A pesar de que los resultados electorales del 13 de abril todavía tienen cuestionamientos desde el partido opositor Revolución Ciudadana, el presidente ecuatoriano, Daniel Noboa, dejó el país para viajar hacia EEUU, su destino más frecuente desde que llegó al Palacio de Carondelet en noviembre de 2023.
El decreto que oficializa el viaje indica que el presidente estará en el estado de Florida entre el 17 y el 22 de abril con el objetivo de “atender asuntos personales”. Su única compañía será, de acuerdo al documento, su “jefe de seguridad”.
El viaje llega horas después de que Noboa mantuviera una charla telefónica con el secretario de Estado de EEUU, Marco Rubio. La oficina estadounidense informó que la charla abordó el “compromiso común de proteger a los ciudadanos de ambos países al oponerse a los narcoterroristas, las organizaciones criminales transnacionales, la inmigración ilegal, las drogas y la influencia extranjera maligna en nuestro hemisferio”, así como “desafíos regionales como son los de Haití y Venezuela”.
Noboa aseguró que Washington estaba esperando el resultado de las elecciones del 13 de abril para comenzar a avanzar en el apoyo a Ecuador en materia de defensa, con “sistemas de inteligencia, radares, protección de fronteras y monitoreo del tráfico de drogas, de pesca ilegal y de grupos irregulares cerca de la frontera dedicados a la minería ilegal”.

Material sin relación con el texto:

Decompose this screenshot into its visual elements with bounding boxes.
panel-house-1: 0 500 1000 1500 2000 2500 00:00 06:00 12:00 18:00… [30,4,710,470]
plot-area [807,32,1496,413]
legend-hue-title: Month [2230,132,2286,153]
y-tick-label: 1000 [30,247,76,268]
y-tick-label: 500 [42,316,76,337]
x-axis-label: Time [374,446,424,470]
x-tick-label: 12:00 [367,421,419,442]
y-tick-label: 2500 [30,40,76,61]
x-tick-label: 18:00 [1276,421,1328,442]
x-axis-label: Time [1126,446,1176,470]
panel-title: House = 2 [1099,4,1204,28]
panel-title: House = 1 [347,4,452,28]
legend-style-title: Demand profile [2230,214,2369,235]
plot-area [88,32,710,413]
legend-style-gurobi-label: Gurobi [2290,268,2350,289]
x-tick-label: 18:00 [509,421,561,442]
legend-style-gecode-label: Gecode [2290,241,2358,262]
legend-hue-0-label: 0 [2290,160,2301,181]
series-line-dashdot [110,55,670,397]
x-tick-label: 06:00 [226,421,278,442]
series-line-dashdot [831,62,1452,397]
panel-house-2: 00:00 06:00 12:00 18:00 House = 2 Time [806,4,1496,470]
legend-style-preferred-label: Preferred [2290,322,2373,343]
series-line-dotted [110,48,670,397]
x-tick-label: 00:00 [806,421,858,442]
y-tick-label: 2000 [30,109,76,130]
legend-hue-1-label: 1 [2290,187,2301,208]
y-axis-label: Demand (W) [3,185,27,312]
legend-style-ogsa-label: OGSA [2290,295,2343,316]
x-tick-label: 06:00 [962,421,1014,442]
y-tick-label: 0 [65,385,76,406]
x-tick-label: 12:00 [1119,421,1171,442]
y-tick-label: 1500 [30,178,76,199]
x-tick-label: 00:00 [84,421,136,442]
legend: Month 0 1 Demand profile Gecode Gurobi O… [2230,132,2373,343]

Para el presidente, su victoria electoral permitirá que las conversaciones se conviertan en “paquetes de ayuda reales” y admitió que le “encantaría” contar con tropas estadounidenses en el país, incluyendo una base militar “conjunta”. Las palabras del presidente abonan los rumores sobre la intención del Gobierno ecuatoriano de reinstalar una base militar estadounidense en la ciudad de Manta, ubicada sobre la costa del Pacífico y que ya funcionó como base de EEUU entre 1999 y 2009.
Noboa también ha especulado con la posibilidad de permitir operaciones estadounidenses desde las Islas Galápagos, que podría tener “interés geopolítico” para Washington.